Who gets to romanticize rain and who must survive it?
Notes from a rainy Kathmandu on class, shelter, and complicity
It’s been raining and windy all day yesterday and today in Kathmandu, and I write to you cozied up in the comfort of my bed.
I’m privileged enough to not worry about shelter and not have rain bother me. But it’s not the same for the several landless families evicted with strong force and zero preparation by the government, who were living the squatter life on the riverbanks.
The irony of wealth hoarders becoming the very system meant to serve the systemically wronged is not lost on me.
Our prime minister is doing what he did when he was a mayor, but this time with overwhelming power. It is as if his lack of empathy has opened a whole new portal of class inequality.
This is the same government that the majority of the nation decided to vote for, thinking it would be better than the previous ones. I guess by “better”… it will serve the class elites while stomping its boots on the neck of the working class.
Recently, the ministry of the current government disclosed their net worth to the public. And well, I thought they were all rich, but I was actually gobsmacked to see how much wealth each of them had.
And ridiculous would be an understatement to think that this government somehow will work for the working class. Forget the working class, this government won’t even flinch for the middle class.
But here’s something interesting… us middle-class folks too have been enablers of this inhumane situation… us middle-class folks too have been hellbent on creating distance from those in poverty because, whether psychologically or otherwise, we do not aspire to be like them.
The livelihoods of landless squatters would be the worst-case scenario for us.
We decided to side with the elites - the mere mortals hailed as gods and saviors - because supporting them perhaps would make us feel better about ourselves.
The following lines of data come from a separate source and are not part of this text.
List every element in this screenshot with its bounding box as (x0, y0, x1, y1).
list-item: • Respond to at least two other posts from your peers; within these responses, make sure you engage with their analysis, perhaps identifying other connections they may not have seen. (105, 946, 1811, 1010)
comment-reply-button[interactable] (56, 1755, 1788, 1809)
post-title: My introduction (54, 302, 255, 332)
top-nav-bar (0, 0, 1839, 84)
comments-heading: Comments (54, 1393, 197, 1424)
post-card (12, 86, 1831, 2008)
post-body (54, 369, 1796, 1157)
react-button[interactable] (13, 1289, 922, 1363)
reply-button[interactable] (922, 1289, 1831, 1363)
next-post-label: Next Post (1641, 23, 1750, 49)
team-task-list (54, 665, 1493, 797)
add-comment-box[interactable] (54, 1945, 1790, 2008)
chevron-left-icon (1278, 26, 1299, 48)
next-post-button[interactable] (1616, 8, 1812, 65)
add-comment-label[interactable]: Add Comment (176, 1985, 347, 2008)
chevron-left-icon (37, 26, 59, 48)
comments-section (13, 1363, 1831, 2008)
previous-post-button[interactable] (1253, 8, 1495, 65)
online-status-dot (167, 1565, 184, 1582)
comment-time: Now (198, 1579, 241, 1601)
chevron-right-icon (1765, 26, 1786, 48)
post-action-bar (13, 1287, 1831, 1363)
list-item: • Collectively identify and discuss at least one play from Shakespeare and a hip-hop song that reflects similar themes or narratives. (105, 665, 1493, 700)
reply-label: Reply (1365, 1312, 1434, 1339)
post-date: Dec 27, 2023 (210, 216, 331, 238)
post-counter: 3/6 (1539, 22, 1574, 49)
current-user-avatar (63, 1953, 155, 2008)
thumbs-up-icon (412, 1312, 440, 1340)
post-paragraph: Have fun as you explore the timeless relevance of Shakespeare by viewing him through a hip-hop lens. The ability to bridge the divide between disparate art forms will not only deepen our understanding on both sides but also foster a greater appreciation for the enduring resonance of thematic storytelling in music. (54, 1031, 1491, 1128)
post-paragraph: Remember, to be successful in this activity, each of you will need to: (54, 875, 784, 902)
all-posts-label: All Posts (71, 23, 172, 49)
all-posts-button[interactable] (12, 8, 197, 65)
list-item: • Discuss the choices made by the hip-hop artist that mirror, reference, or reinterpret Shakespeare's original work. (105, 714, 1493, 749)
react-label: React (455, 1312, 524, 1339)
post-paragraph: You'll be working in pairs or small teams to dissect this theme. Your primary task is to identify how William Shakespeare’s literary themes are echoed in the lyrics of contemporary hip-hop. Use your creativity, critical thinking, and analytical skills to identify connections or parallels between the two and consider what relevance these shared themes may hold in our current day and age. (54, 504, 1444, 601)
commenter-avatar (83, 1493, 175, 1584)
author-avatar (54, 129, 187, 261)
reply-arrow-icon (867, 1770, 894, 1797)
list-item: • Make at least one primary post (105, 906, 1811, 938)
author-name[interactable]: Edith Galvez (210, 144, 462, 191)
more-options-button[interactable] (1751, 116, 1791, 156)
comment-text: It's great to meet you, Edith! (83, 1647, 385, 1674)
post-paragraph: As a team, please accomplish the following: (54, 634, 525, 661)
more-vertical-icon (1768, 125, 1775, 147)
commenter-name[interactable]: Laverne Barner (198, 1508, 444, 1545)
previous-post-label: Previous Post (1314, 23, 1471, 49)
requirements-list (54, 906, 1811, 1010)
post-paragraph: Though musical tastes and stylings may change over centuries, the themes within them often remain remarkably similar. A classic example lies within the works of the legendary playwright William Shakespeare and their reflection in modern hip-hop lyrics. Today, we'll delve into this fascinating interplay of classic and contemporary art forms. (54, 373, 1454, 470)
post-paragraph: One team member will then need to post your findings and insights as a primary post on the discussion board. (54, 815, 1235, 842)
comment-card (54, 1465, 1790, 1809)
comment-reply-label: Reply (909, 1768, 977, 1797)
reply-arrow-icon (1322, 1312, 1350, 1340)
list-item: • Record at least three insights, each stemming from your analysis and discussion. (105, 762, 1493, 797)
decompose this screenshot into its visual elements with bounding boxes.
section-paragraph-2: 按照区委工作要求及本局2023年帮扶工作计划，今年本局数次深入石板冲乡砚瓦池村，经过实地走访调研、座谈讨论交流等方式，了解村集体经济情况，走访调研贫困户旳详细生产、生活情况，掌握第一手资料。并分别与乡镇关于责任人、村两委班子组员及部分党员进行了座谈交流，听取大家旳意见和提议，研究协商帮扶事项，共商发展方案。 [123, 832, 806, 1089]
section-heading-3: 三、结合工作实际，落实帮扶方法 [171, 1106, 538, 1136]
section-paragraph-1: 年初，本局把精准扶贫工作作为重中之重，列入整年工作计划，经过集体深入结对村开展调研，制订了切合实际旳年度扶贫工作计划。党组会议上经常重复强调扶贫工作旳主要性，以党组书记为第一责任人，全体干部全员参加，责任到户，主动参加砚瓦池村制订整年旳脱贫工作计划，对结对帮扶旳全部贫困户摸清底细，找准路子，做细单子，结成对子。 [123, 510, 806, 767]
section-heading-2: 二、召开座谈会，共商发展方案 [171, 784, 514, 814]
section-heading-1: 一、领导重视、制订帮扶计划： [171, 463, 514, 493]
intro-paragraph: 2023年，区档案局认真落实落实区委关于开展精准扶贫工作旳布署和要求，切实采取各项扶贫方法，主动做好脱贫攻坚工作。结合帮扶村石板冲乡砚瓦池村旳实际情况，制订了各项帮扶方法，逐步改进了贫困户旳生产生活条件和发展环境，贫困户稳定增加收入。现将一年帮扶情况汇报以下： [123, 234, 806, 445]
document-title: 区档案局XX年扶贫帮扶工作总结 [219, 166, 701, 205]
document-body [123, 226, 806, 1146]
Well, why side with the poor when you can side with the rich?
As if wealth was handed to all of us equally and we all had choices to make good financial decisions.
Financial decisions are a luxury…. you cannot expect someone who has to struggle to fetch a meal to be financially responsible.
Us middle-class folks who voted for this government love to side with them because we think, “Oh, it’s not happening to us,” and “If it’s already happened to you, then you must have had it coming.”
The wealth gap between the working class and the upper class was already terrifying. The class gap has never been more apparent.
Us middle-class folks — with our aestheticization of the wealthy and aspirations to be like them — too have been complicit in the way the government is treating the landless.
The least us middle-class folks can do is accept that we too have been part of the problem. We have neglected those who are far more economically underprivileged than us. We too have looked at them as if being poor or landless is a choice.
There are one too many factors that contribute to somebody’s economic status - class, caste, geography - to name some of the prominent ones. Not everybody is born with the same access and resources. Not to mention the systemic injustices and intersectionality that can push someone to the brink of being without a home.
As I close my window and fetch a blanket to warm myself, many families will only have the sky as their roof… and rain and cold seeping through for them to survive.
And as I end this edition of my monthly newsletter, I will leave you with these questions.
The irony of wealth hoarders becoming the very system meant to serve the systemically wronged is not lost on you too, right?
Why do we make it an individual’s fault when it’s systemic injustice?
How, as a society, have we collectively decided to be desensitized to the working class?
When did we become this shockingly indifferent to the landless?
Who made the rules that it must be your fault if you die poor?